Joseph Kabila, président de la République démocratique du Congo (RDC) prononce son discours devant l’Assemblée générale des Nations unies, à New York, 23 septembre 2017.
Joseph Kabila, président de la République démocratique du Congo (RDC) prononce son discours devant l’Assemblée générale des Nations unies, à New York, 23 septembre 2017.

L’église protestante a sévèrement critiqué le pouvoir congolais lors d’un culte de commémoration de l’assassinat du président Laurent-Désiré Kabila, père de l’actuel chef de l’Etat congolais.

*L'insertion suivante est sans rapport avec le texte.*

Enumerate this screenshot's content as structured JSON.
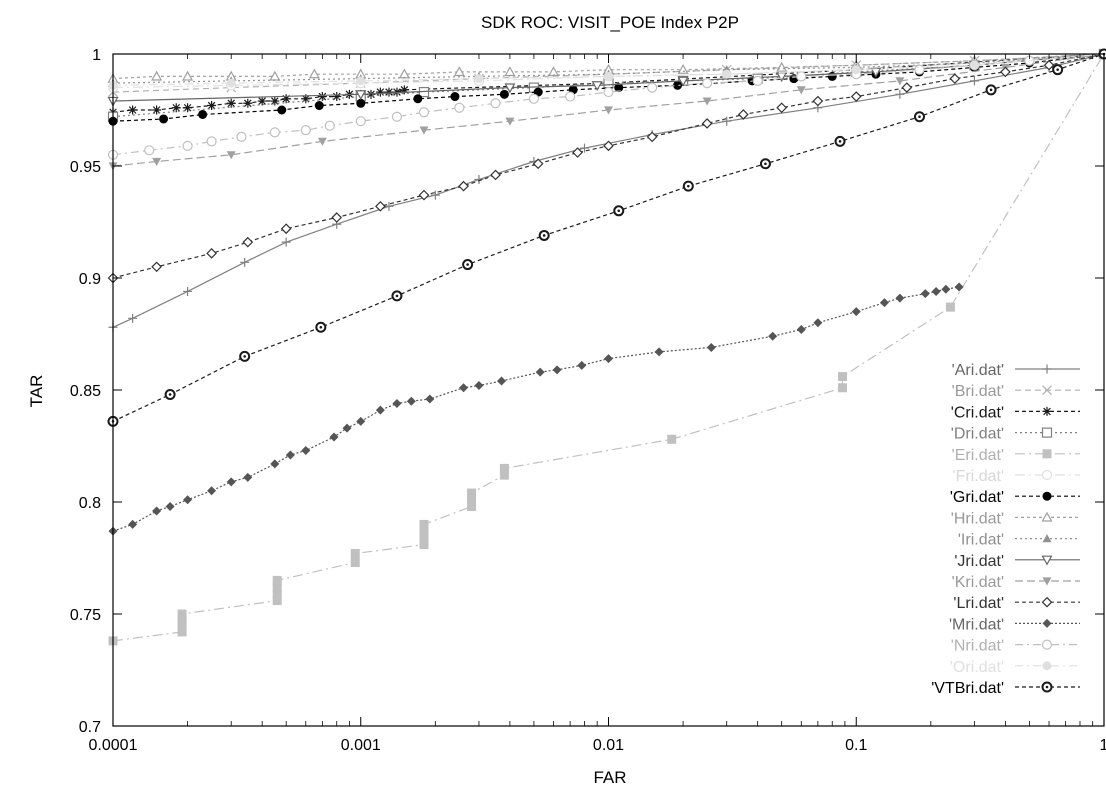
{
  "chart_data": {
    "type": "line",
    "title": "SDK ROC: VISIT_POE Index P2P",
    "xlabel": "FAR",
    "ylabel": "TAR",
    "xscale": "log",
    "xlim": [
      0.0001,
      1
    ],
    "ylim": [
      0.7,
      1
    ],
    "xticks": [
      {
        "v": 0.0001,
        "label": "0.0001"
      },
      {
        "v": 0.001,
        "label": "0.001"
      },
      {
        "v": 0.01,
        "label": "0.01"
      },
      {
        "v": 0.1,
        "label": "0.1"
      },
      {
        "v": 1,
        "label": "1"
      }
    ],
    "yticks": [
      {
        "v": 0.7,
        "label": "0.7"
      },
      {
        "v": 0.75,
        "label": "0.75"
      },
      {
        "v": 0.8,
        "label": "0.8"
      },
      {
        "v": 0.85,
        "label": "0.85"
      },
      {
        "v": 0.9,
        "label": "0.9"
      },
      {
        "v": 0.95,
        "label": "0.95"
      },
      {
        "v": 1,
        "label": "1"
      }
    ],
    "grid": false,
    "legend_position": "bottom-right",
    "series": [
      {
        "name": "'Ari.dat'",
        "color": "#808080",
        "text_color": "#666666",
        "dash": "",
        "marker": "plus",
        "x": [
          0.0001,
          0.00012,
          0.0002,
          0.00034,
          0.0005,
          0.0008,
          0.0013,
          0.002,
          0.003,
          0.005,
          0.008,
          0.015,
          0.03,
          0.07,
          0.15,
          0.3,
          0.6,
          1
        ],
        "y": [
          0.878,
          0.882,
          0.894,
          0.907,
          0.916,
          0.924,
          0.932,
          0.937,
          0.944,
          0.952,
          0.958,
          0.964,
          0.97,
          0.976,
          0.982,
          0.988,
          0.994,
          1.0
        ]
      },
      {
        "name": "'Bri.dat'",
        "color": "#b0b0b0",
        "text_color": "#999999",
        "dash": "6,4",
        "marker": "cross",
        "x": [
          0.0001,
          0.0003,
          0.001,
          0.003,
          0.01,
          0.03,
          0.1,
          0.3,
          1
        ],
        "y": [
          0.983,
          0.985,
          0.987,
          0.989,
          0.991,
          0.993,
          0.995,
          0.997,
          1.0
        ]
      },
      {
        "name": "'Cri.dat'",
        "color": "#1a1a1a",
        "text_color": "#1a1a1a",
        "dash": "4,3",
        "marker": "star",
        "x": [
          0.0001,
          0.00012,
          0.00015,
          0.00018,
          0.0002,
          0.00025,
          0.0003,
          0.00035,
          0.0004,
          0.00045,
          0.0005,
          0.0006,
          0.0007,
          0.0008,
          0.0009,
          0.001,
          0.0011,
          0.0012,
          0.0013,
          0.0014,
          0.0015,
          0.01,
          0.1,
          1
        ],
        "y": [
          0.974,
          0.975,
          0.975,
          0.976,
          0.976,
          0.977,
          0.978,
          0.978,
          0.979,
          0.979,
          0.98,
          0.98,
          0.981,
          0.981,
          0.982,
          0.982,
          0.982,
          0.983,
          0.983,
          0.983,
          0.984,
          0.987,
          0.993,
          1.0
        ]
      },
      {
        "name": "'Dri.dat'",
        "color": "#808080",
        "text_color": "#808080",
        "dash": "2,3",
        "marker": "square",
        "x": [
          0.0001,
          0.001,
          0.0018,
          0.005,
          0.01,
          0.02,
          0.04,
          0.1,
          0.3,
          1
        ],
        "y": [
          0.972,
          0.981,
          0.983,
          0.985,
          0.987,
          0.988,
          0.989,
          0.992,
          0.995,
          1.0
        ]
      },
      {
        "name": "'Eri.dat'",
        "color": "#c0c0c0",
        "text_color": "#b0b0b0",
        "dash": "10,4,2,4",
        "marker": "fsquare",
        "x": [
          0.0001,
          0.00019,
          0.00019,
          0.00019,
          0.00019,
          0.00046,
          0.00046,
          0.00046,
          0.00046,
          0.00095,
          0.00095,
          0.0018,
          0.0018,
          0.0018,
          0.0018,
          0.0028,
          0.0028,
          0.0028,
          0.0038,
          0.0038,
          0.018,
          0.088,
          0.088,
          0.24,
          1
        ],
        "y": [
          0.738,
          0.742,
          0.745,
          0.747,
          0.75,
          0.756,
          0.759,
          0.762,
          0.765,
          0.773,
          0.777,
          0.781,
          0.784,
          0.787,
          0.79,
          0.798,
          0.801,
          0.804,
          0.812,
          0.815,
          0.828,
          0.851,
          0.856,
          0.887,
          1.0
        ]
      },
      {
        "name": "'Fri.dat'",
        "color": "#e0e0e0",
        "text_color": "#d8d8d8",
        "dash": "10,4,2,4",
        "marker": "circle",
        "x": [
          0.0001,
          0.0003,
          0.001,
          0.003,
          0.01,
          0.03,
          0.1,
          0.3,
          1
        ],
        "y": [
          0.985,
          0.986,
          0.987,
          0.988,
          0.99,
          0.991,
          0.993,
          0.996,
          1.0
        ]
      },
      {
        "name": "'Gri.dat'",
        "color": "#000000",
        "text_color": "#000000",
        "dash": "4,3",
        "marker": "fcircle",
        "x": [
          0.0001,
          0.00016,
          0.00023,
          0.00048,
          0.00068,
          0.001,
          0.0017,
          0.0024,
          0.0038,
          0.0052,
          0.0072,
          0.011,
          0.019,
          0.038,
          0.056,
          0.08,
          0.12,
          0.18,
          0.3,
          0.5,
          1
        ],
        "y": [
          0.97,
          0.971,
          0.973,
          0.975,
          0.977,
          0.978,
          0.98,
          0.981,
          0.982,
          0.983,
          0.984,
          0.985,
          0.986,
          0.988,
          0.989,
          0.99,
          0.991,
          0.992,
          0.994,
          0.996,
          1.0
        ]
      },
      {
        "name": "'Hri.dat'",
        "color": "#a0a0a0",
        "text_color": "#999999",
        "dash": "3,3",
        "marker": "triangle",
        "x": [
          0.0001,
          0.00015,
          0.0002,
          0.0003,
          0.00045,
          0.00065,
          0.001,
          0.0015,
          0.0025,
          0.004,
          0.006,
          0.01,
          0.02,
          0.05,
          0.1,
          0.3,
          1
        ],
        "y": [
          0.989,
          0.99,
          0.99,
          0.99,
          0.99,
          0.991,
          0.991,
          0.991,
          0.992,
          0.992,
          0.992,
          0.993,
          0.993,
          0.994,
          0.995,
          0.997,
          1.0
        ]
      },
      {
        "name": "'Iri.dat'",
        "color": "#909090",
        "text_color": "#909090",
        "dash": "2,3",
        "marker": "ftriangle",
        "x": [
          0.0001,
          0.0003,
          0.001,
          0.003,
          0.01,
          0.03,
          0.1,
          0.3,
          1
        ],
        "y": [
          0.987,
          0.988,
          0.989,
          0.99,
          0.991,
          0.993,
          0.994,
          0.996,
          1.0
        ]
      },
      {
        "name": "'Jri.dat'",
        "color": "#666666",
        "text_color": "#333333",
        "dash": "",
        "marker": "dtriangle",
        "x": [
          0.0001,
          0.001,
          0.004,
          0.009,
          0.02,
          0.05,
          0.12,
          0.3,
          1
        ],
        "y": [
          0.979,
          0.982,
          0.985,
          0.986,
          0.988,
          0.99,
          0.992,
          0.995,
          1.0
        ]
      },
      {
        "name": "'Kri.dat'",
        "color": "#a0a0a0",
        "text_color": "#999999",
        "dash": "8,4",
        "marker": "fdtriangle",
        "x": [
          0.0001,
          0.00015,
          0.0003,
          0.0007,
          0.0018,
          0.004,
          0.01,
          0.025,
          0.06,
          0.15,
          0.4,
          1
        ],
        "y": [
          0.95,
          0.952,
          0.955,
          0.961,
          0.966,
          0.97,
          0.975,
          0.979,
          0.984,
          0.988,
          0.994,
          1.0
        ]
      },
      {
        "name": "'Lri.dat'",
        "color": "#333333",
        "text_color": "#333333",
        "dash": "4,3",
        "marker": "diamond",
        "x": [
          0.0001,
          0.00015,
          0.00025,
          0.00035,
          0.0005,
          0.0008,
          0.0012,
          0.0018,
          0.0026,
          0.0035,
          0.0052,
          0.0075,
          0.01,
          0.015,
          0.025,
          0.035,
          0.05,
          0.07,
          0.1,
          0.16,
          0.25,
          0.4,
          0.6,
          1
        ],
        "y": [
          0.9,
          0.905,
          0.911,
          0.916,
          0.922,
          0.927,
          0.932,
          0.937,
          0.941,
          0.946,
          0.951,
          0.956,
          0.959,
          0.963,
          0.969,
          0.973,
          0.976,
          0.979,
          0.981,
          0.985,
          0.989,
          0.992,
          0.995,
          1.0
        ]
      },
      {
        "name": "'Mri.dat'",
        "color": "#555555",
        "text_color": "#666666",
        "dash": "2,2",
        "marker": "fdiamond",
        "x": [
          0.0001,
          0.00012,
          0.00015,
          0.00017,
          0.0002,
          0.00025,
          0.0003,
          0.00035,
          0.00045,
          0.00052,
          0.0006,
          0.00078,
          0.00088,
          0.001,
          0.0012,
          0.0014,
          0.0016,
          0.0019,
          0.0026,
          0.003,
          0.0037,
          0.0053,
          0.0062,
          0.0078,
          0.01,
          0.016,
          0.026,
          0.046,
          0.06,
          0.07,
          0.1,
          0.13,
          0.15,
          0.19,
          0.21,
          0.23,
          0.26
        ],
        "y": [
          0.787,
          0.79,
          0.796,
          0.798,
          0.801,
          0.805,
          0.809,
          0.811,
          0.817,
          0.821,
          0.823,
          0.829,
          0.833,
          0.836,
          0.841,
          0.844,
          0.845,
          0.846,
          0.851,
          0.852,
          0.854,
          0.858,
          0.859,
          0.861,
          0.864,
          0.867,
          0.869,
          0.874,
          0.877,
          0.88,
          0.885,
          0.889,
          0.891,
          0.893,
          0.894,
          0.895,
          0.896
        ]
      },
      {
        "name": "'Nri.dat'",
        "color": "#c0c0c0",
        "text_color": "#b0b0b0",
        "dash": "8,4,2,4",
        "marker": "circle",
        "x": [
          0.0001,
          0.00014,
          0.0002,
          0.00025,
          0.00033,
          0.00045,
          0.0006,
          0.00075,
          0.001,
          0.0014,
          0.0018,
          0.0025,
          0.0035,
          0.005,
          0.007,
          0.01,
          0.015,
          0.025,
          0.04,
          0.06,
          0.1,
          0.18,
          0.3,
          0.5,
          1
        ],
        "y": [
          0.955,
          0.957,
          0.959,
          0.961,
          0.963,
          0.965,
          0.966,
          0.968,
          0.97,
          0.972,
          0.974,
          0.976,
          0.978,
          0.98,
          0.981,
          0.983,
          0.985,
          0.987,
          0.988,
          0.99,
          0.991,
          0.993,
          0.995,
          0.997,
          1.0
        ]
      },
      {
        "name": "'Ori.dat'",
        "color": "#e0e0e0",
        "text_color": "#e0e0e0",
        "dash": "8,4,2,4",
        "marker": "fcircle",
        "x": [
          0.0001,
          0.0003,
          0.001,
          0.003,
          0.01,
          0.03,
          0.1,
          0.3,
          1
        ],
        "y": [
          0.986,
          0.987,
          0.988,
          0.989,
          0.99,
          0.991,
          0.993,
          0.995,
          1.0
        ]
      },
      {
        "name": "'VTBri.dat'",
        "color": "#1a1a1a",
        "text_color": "#000000",
        "dash": "4,3",
        "marker": "bcircle",
        "x": [
          0.0001,
          0.00017,
          0.00034,
          0.00069,
          0.0014,
          0.0027,
          0.0055,
          0.011,
          0.021,
          0.043,
          0.086,
          0.18,
          0.35,
          0.65,
          1
        ],
        "y": [
          0.836,
          0.848,
          0.865,
          0.878,
          0.892,
          0.906,
          0.919,
          0.93,
          0.941,
          0.951,
          0.961,
          0.972,
          0.984,
          0.993,
          1.0
        ]
      }
    ]
  }
}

"J’aime bien l’athlétisme où il y a des courses à pieds surtout. Et, j’aime spécialement une course : la course de relais où une personne transmet le bâton à une 2e personne, à une 3e et à une 4e... Dans l’histoire du pays, c’est pareil aussi. Nous prenons un témoin que nous passons aux autres… Dieu nous a donné un pays des plus riches. Dieu lui-même ne comprend pas pourquoi nous les Congolais nous sommes pauvres... Dieu nous a donné tout dans ce pays", a déclaré dans son serment le pasteur François-David Ekofo devant des officiels congolais et la famille présidentielle dans la cathédrale protestant du centenaire.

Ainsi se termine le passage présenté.